INWeb was created to study the various phenomena related to the Web. It is an institute composed by a network of researchers from four Brazilian Universities. The mission of this institute is to develop models, algorithms and technologies to contribute to the integration of the Web with the society. As a result, we expect more effective and secure distribution of information, more efficient and useful applications, so that the Web can become a vector for social and economic changes in our country. The institute activities include research, education of human resources and knowledge transfer to the society and companies. Our research proposal plans to improve the state-of-the-art for the three layers of networks. Specifically, we aim to develop solutions for three great challenges defined on the unified view of the Web: (i) Identification, characterization and modeling of interests and patterns of people behavior on the Web and the established networks among them; (ii) Treatment of information that circulates through the Web layers, considering the activities of crawling, extracting and processing information; (iii) Delivery of information in a satisfying way regardless of time and place.
Coordinated by Virgílio Almeida (UFMG).
Website: http://www.inweb.org.br/
Funded by: CNPq, MCT, and Fapemig

GPU Cluster

2008 - 2012

The aim of this project is to build a computer cluster based on Graphics Processing Units (GPUs) at the Institute of Informatics of UFRGS. The cluster consist in 6 computers with quad-core processors (4 CPUs), each connected via PCI-X to a external unit containing 4 GPUs. Thus, the cluster will have 24 CPUs and 24 GPUs conected by high speed Infiniband switches. Given that each CPU is composed internally by 4 processors, there will be effectively 3072 internal processors with a computational power of approximately 12 TFLOPS. The computational resource provided by this cluster will allow the processing of computationally complex tasks and will be vital for the research to be developed in the uniniversity in the next few years.

Funded by CNPq (Edital Jovens Pesquisadores)

Principal Investigator: João Comba

ApproxMatch

2007 - 2009

Approximate Data Matching aims at deciding whether two data instances represent the same real world entity. This technique is employed in many data management applications, such as record deduplication, similarity querying, similarity joining and schema integration.
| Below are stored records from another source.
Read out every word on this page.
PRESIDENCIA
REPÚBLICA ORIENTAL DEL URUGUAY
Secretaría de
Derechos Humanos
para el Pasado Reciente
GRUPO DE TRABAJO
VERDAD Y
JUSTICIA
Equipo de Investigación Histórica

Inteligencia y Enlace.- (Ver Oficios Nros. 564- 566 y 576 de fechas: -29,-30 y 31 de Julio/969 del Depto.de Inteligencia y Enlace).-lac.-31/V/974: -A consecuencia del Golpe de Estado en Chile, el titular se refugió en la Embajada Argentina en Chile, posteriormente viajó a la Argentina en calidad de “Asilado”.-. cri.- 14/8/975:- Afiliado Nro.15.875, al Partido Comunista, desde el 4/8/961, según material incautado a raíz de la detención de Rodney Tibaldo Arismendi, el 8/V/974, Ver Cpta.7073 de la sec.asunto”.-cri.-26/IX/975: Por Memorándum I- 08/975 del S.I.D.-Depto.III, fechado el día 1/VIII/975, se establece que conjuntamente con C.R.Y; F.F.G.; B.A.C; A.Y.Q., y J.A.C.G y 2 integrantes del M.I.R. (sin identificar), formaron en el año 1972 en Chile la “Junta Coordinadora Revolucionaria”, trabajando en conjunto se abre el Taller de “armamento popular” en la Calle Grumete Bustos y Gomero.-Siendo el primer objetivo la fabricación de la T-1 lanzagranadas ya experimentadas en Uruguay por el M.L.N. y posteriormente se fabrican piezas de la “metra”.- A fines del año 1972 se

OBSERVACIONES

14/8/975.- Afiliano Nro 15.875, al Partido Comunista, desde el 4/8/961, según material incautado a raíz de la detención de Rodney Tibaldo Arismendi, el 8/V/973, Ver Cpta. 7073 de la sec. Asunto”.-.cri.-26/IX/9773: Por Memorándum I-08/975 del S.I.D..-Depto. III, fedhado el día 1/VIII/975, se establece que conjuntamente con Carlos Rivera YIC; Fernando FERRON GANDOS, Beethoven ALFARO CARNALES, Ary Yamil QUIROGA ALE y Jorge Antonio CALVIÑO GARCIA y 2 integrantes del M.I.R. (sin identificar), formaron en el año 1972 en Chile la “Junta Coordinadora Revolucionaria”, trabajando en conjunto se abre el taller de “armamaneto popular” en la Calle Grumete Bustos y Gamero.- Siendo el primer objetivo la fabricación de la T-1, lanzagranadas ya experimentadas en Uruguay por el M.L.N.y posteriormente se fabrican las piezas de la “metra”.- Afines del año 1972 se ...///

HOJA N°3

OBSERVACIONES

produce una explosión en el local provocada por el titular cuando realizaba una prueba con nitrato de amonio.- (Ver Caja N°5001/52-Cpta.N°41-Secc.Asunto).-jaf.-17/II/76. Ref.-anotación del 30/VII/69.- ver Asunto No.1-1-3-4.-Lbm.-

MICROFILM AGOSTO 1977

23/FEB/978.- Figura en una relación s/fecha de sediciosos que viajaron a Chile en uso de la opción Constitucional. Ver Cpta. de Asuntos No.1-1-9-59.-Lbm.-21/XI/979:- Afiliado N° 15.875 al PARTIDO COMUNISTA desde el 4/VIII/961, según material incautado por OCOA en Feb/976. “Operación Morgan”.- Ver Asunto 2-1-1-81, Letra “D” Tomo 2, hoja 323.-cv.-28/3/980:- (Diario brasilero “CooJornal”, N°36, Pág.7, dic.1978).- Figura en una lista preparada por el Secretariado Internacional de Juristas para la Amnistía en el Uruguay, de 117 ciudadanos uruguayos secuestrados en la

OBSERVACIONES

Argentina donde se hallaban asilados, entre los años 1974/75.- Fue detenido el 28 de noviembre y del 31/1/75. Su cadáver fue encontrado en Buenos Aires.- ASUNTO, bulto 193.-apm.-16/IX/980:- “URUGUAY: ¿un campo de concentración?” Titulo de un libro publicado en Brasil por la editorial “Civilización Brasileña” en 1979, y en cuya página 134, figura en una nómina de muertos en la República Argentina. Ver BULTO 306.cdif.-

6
This project aims at addressing three open problems in Approximate Data Matching: (i) defining adequate similarity functions for complex objects such as XML trees; (ii) developing quantitative measures to compare the quality of similarity functions; (iii) study how query decomposition methods should behave in environments where schema matching happens at query time.

Funded by  CNPq (Edital Universal)
Principal Investigator Carlos A. Heuser

 

 

Managing Large Volumes of Textual Data

2008 - 2010

This project is within the scope of the challenges set by the Brazilian Computer Society, namely the management of large volumes of multimedia distributed data. In the context of this challenge, this project deals specifically with the management of textual data, such as web pages or electronic documents, created by public or private organisations. One of the central problems is to establish relations and associations between documents. In this project, two types of relationships are considered (i) versioning of documents, aiming at determining groups of documents that can be considered as different versions of the same information; and (ii) content similarity, aiming at clustering documents that deal with the same subject.

Funded by CNPq (Edital Grandes Desafios)
Principal Investigator J. Palazzo M. de Oliveira

Cell Assemblies

2003 - 2003

Reverberating circuits of neurons can explain many psychological phenomena; as the neural representation of concepts, they may be the basis of thought. While evidence exists for neural Cell Assemblies (CAs), there has been very little work on the computational modelling of CAs. The goal of this project is to explore models of CAs, metrics and uses of CAs. My contribution was to adapt the CAs model to perform Information Retrieval.